A storm of unexpected problems swirls around France’s beleaguered nuclear fleet

Ed note: and that’s not counting the damaging effect that climate change’s heat wave is doing to the reactors’ cooling systems !!
French Nuclear Power Crisis Frustrates Europe’s Push to Quit Russian Energy. France typically exports electricity, but now it risks blackouts and a need for imported power because of problems at the state nuclear operator. Around half of France’s atomic fleet, the largest in Europe, has been taken offline as a storm of unexpected problems swirls around the nation’s state-backed nuclear power operator, Électricité de France, or EDF.
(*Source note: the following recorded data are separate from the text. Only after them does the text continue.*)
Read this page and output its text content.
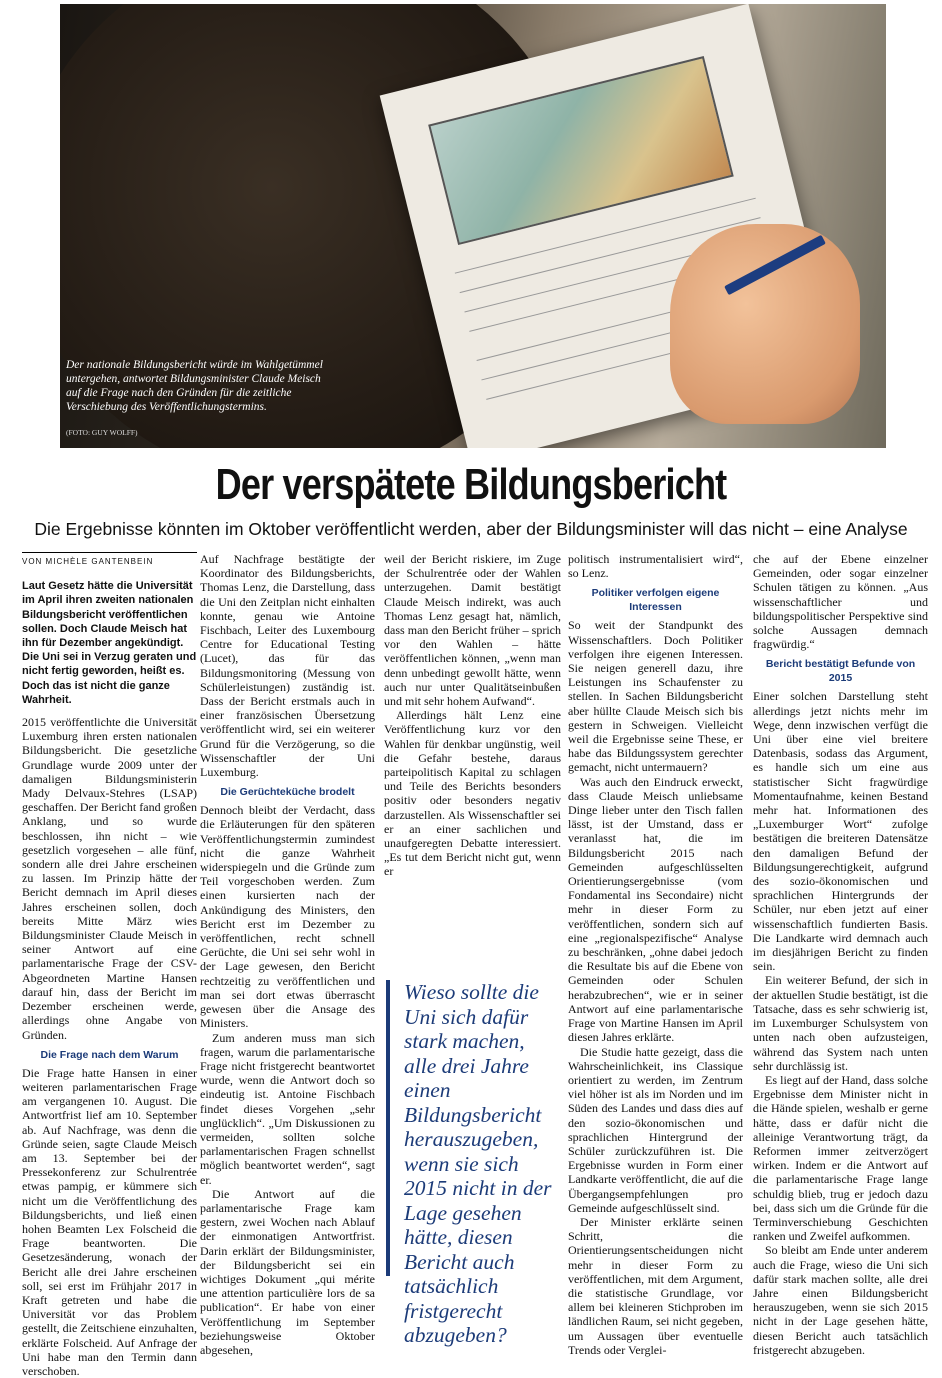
Der nationale Bildungsbericht würde im Wahlgetümmel untergehen, antwortet Bildungsminister Claude Meisch auf die Frage nach den Gründen für die zeitliche Verschiebung des Veröffentlichungstermins.
(FOTO: GUY WOLFF)
Der verspätete Bildungsbericht
Die Ergebnisse könnten im Oktober veröffentlicht werden, aber der Bildungsminister will das nicht – eine Analyse
VON MICHÈLE GANTENBEIN
Laut Gesetz hätte die Universität im April ihren zweiten nationalen Bildungsbericht veröffentlichen sollen. Doch Claude Meisch hat ihn für Dezember angekündigt. Die Uni sei in Verzug geraten und nicht fertig geworden, heißt es. Doch das ist nicht die ganze Wahrheit.

2015 veröffentlichte die Universität Luxemburg ihren ersten nationalen Bildungsbericht. Die gesetzliche Grundlage wurde 2009 unter der damaligen Bildungsministerin Mady Delvaux-Stehres (LSAP) geschaffen. Der Bericht fand großen Anklang, und so wurde beschlossen, ihn nicht – wie gesetzlich vorgesehen – alle fünf, sondern alle drei Jahre erscheinen zu lassen. Im Prinzip hätte der Bericht demnach im April dieses Jahres erscheinen sollen, doch bereits Mitte März wies Bildungsminister Claude Meisch in seiner Antwort auf eine parlamentarische Frage der CSV-Abgeordneten Martine Hansen darauf hin, dass der Bericht im Dezember erscheinen werde, allerdings ohne Angabe von Gründen.

Die Frage nach dem Warum

Die Frage hatte Hansen in einer weiteren parlamentarischen Frage am vergangenen 10. August. Die Antwortfrist lief am 10. September ab. Auf Nachfrage, was denn die Gründe seien, sagte Claude Meisch am 13. September bei der Pressekonferenz zur Schulrentrée etwas pampig, er kümmere sich nicht um die Veröffentlichung des Bildungsberichts, und ließ einen hohen Beamten Lex Folscheid die Frage beantworten. Die Gesetzesänderung, wonach der Bericht alle drei Jahre erscheinen soll, sei erst im Frühjahr 2017 in Kraft getreten und habe die Universität vor das Problem gestellt, die Zeitschiene einzuhalten, erklärte Folscheid. Auf Anfrage der Uni habe man den Termin dann verschoben.

Auf Nachfrage bestätigte der Koordinator des Bildungsberichts, Thomas Lenz, die Darstellung, dass die Uni den Zeitplan nicht einhalten konnte, genau wie Antoine Fischbach, Leiter des Luxembourg Centre for Educational Testing (Lucet), das für das Bildungsmonitoring (Messung von Schülerleistungen) zuständig ist. Dass der Bericht erstmals auch in einer französischen Übersetzung veröffentlicht wird, sei ein weiterer Grund für die Verzögerung, so die Wissenschaftler der Uni Luxemburg.

Die Gerüchteküche brodelt

Dennoch bleibt der Verdacht, dass die Erläuterungen für den späteren Veröffentlichungstermin zumindest nicht die ganze Wahrheit widerspiegeln und die Gründe zum Teil vorgeschoben werden. Zum einen kursierten nach der Ankündigung des Ministers, den Bericht erst im Dezember zu veröffentlichen, recht schnell Gerüchte, die Uni sei sehr wohl in der Lage gewesen, den Bericht rechtzeitig zu veröffentlichen und man sei dort etwas überrascht gewesen über die Ansage des Ministers.

Zum anderen muss man sich fragen, warum die parlamentarische Frage nicht fristgerecht beantwortet wurde, wenn die Antwort doch so eindeutig ist. Antoine Fischbach findet dieses Vorgehen „sehr unglücklich“. „Um Diskussionen zu vermeiden, sollten solche parlamentarischen Fragen schnellst möglich beantwortet werden“, sagt er.

Die Antwort auf die parlamentarische Frage kam gestern, zwei Wochen nach Ablauf der einmonatigen Antwortfrist. Darin erklärt der Bildungsminister, der Bildungsbericht sei ein wichtiges Dokument „qui mérite une attention particulière lors de sa publication“. Er habe von einer Veröffentlichung im September beziehungsweise Oktober abgesehen,

weil der Bericht riskiere, im Zuge der Schulrentrée oder der Wahlen unterzugehen. Damit bestätigt Claude Meisch indirekt, was auch Thomas Lenz gesagt hat, nämlich, dass man den Bericht früher – sprich vor den Wahlen – hätte veröffentlichen können, „wenn man denn unbedingt gewollt hätte, wenn auch nur unter Qualitätseinbußen und mit sehr hohem Aufwand“.

Allerdings hält Lenz eine Veröffentlichung kurz vor den Wahlen für denkbar ungünstig, weil die Gefahr bestehe, daraus parteipolitisch Kapital zu schlagen und Teile des Berichts besonders positiv oder besonders negativ darzustellen. Als Wissenschaftler sei er an einer sachlichen und unaufgeregten Debatte interessiert. „Es tut dem Bericht nicht gut, wenn er

Wieso sollte die Uni sich dafür stark machen, alle drei Jahre einen Bildungsbericht herauszugeben, wenn sie sich 2015 nicht in der Lage gesehen hätte, diesen Bericht auch tatsächlich fristgerecht abzugeben?

politisch instrumentalisiert wird“, so Lenz.

Politiker verfolgen eigene Interessen

So weit der Standpunkt des Wissenschaftlers. Doch Politiker verfolgen ihre eigenen Interessen. Sie neigen generell dazu, ihre Leistungen ins Schaufenster zu stellen. In Sachen Bildungsbericht aber hüllte Claude Meisch sich bis gestern in Schweigen. Vielleicht weil die Ergebnisse seine These, er habe das Bildungssystem gerechter gemacht, nicht untermauern?

Was auch den Eindruck erweckt, dass Claude Meisch unliebsame Dinge lieber unter den Tisch fallen lässt, ist der Umstand, dass er veranlasst hat, die im Bildungsbericht 2015 nach Gemeinden aufgeschlüsselten Orientierungsergebnisse (vom Fondamental ins Secondaire) nicht mehr in dieser Form zu veröffentlichen, sondern sich auf eine „regionalspezifische“ Analyse zu beschränken, „ohne dabei jedoch die Resultate bis auf die Ebene von Gemeinden oder Schulen herabzubrechen“, wie er in seiner Antwort auf eine parlamentarische Frage von Martine Hansen im April diesen Jahres erklärte.

Die Studie hatte gezeigt, dass die Wahrscheinlichkeit, ins Classique orientiert zu werden, im Zentrum viel höher ist als im Norden und im Süden des Landes und dass dies auf den sozio-ökonomischen und sprachlichen Hintergrund der Schüler zurückzuführen ist. Die Ergebnisse wurden in Form einer Landkarte veröffentlicht, die auf die Übergangsempfehlungen pro Gemeinde aufgeschlüsselt sind.

Der Minister erklärte seinen Schritt, die Orientierungsentscheidungen nicht mehr in dieser Form zu veröffentlichen, mit dem Argument, die statistische Grundlage, vor allem bei kleineren Stichproben im ländlichen Raum, sei nicht gegeben, um Aussagen über eventuelle Trends oder Verglei-

che auf der Ebene einzelner Gemeinden, oder sogar einzelner Schulen tätigen zu können. „Aus wissenschaftlicher und bildungspolitischer Perspektive sind solche Aussagen demnach fragwürdig.“

Bericht bestätigt Befunde von 2015

Einer solchen Darstellung steht allerdings jetzt nichts mehr im Wege, denn inzwischen verfügt die Uni über eine viel breitere Datenbasis, sodass das Argument, es handle sich um eine aus statistischer Sicht fragwürdige Momentaufnahme, keinen Bestand mehr hat. Informationen des „Luxemburger Wort“ zufolge bestätigen die breiteren Datensätze den damaligen Befund der Bildungsungerechtigkeit, aufgrund des sozio-ökonomischen und sprachlichen Hintergrunds der Schüler, nur eben jetzt auf einer wissenschaftlich fundierten Basis. Die Landkarte wird demnach auch im diesjährigen Bericht zu finden sein.

Ein weiterer Befund, der sich in der aktuellen Studie bestätigt, ist die Tatsache, dass es sehr schwierig ist, im Luxemburger Schulsystem von unten nach oben aufzusteigen, während das System nach unten sehr durchlässig ist.

Es liegt auf der Hand, dass solche Ergebnisse dem Minister nicht in die Hände spielen, weshalb er gerne hätte, dass er dafür nicht die alleinige Verantwortung trägt, da Reformen immer zeitverzögert wirken. Indem er die Antwort auf die parlamentarische Frage lange schuldig blieb, trug er jedoch dazu bei, dass sich um die Gründe für die Terminverschiebung Geschichten ranken und Zweifel aufkommen.

So bleibt am Ende unter anderem auch die Frage, wieso die Uni sich dafür stark machen sollte, alle drei Jahre einen Bildungsbericht herauszugeben, wenn sie sich 2015 nicht in der Lage gesehen hätte, diesen Bericht auch tatsächlich fristgerecht abzugeben.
EDF, already 43 billion euros (about $45 billion) in debt, is also exposed to a recent deal involving the Russian state-backed nuclear power operator, Rosatom, that may heap fresh financial pain on the French company. The troubles have ballooned so quickly that President Emmanuel Macron’s government has hinted that EDF may need to be nationalized.
The few new nuclear reactors that EDF has built have been dogged by huge cost overruns and delays. An EDF-made pressurized water reactor at Hinkley Point, in southwest England, won’t start operating until 2027 — four years behind schedule and too late to help Britain’s swift turn from Russian oil and gas. Finland’s newest EDF nuclear power plant, which started operating last month, was supposed to be completed in 2009.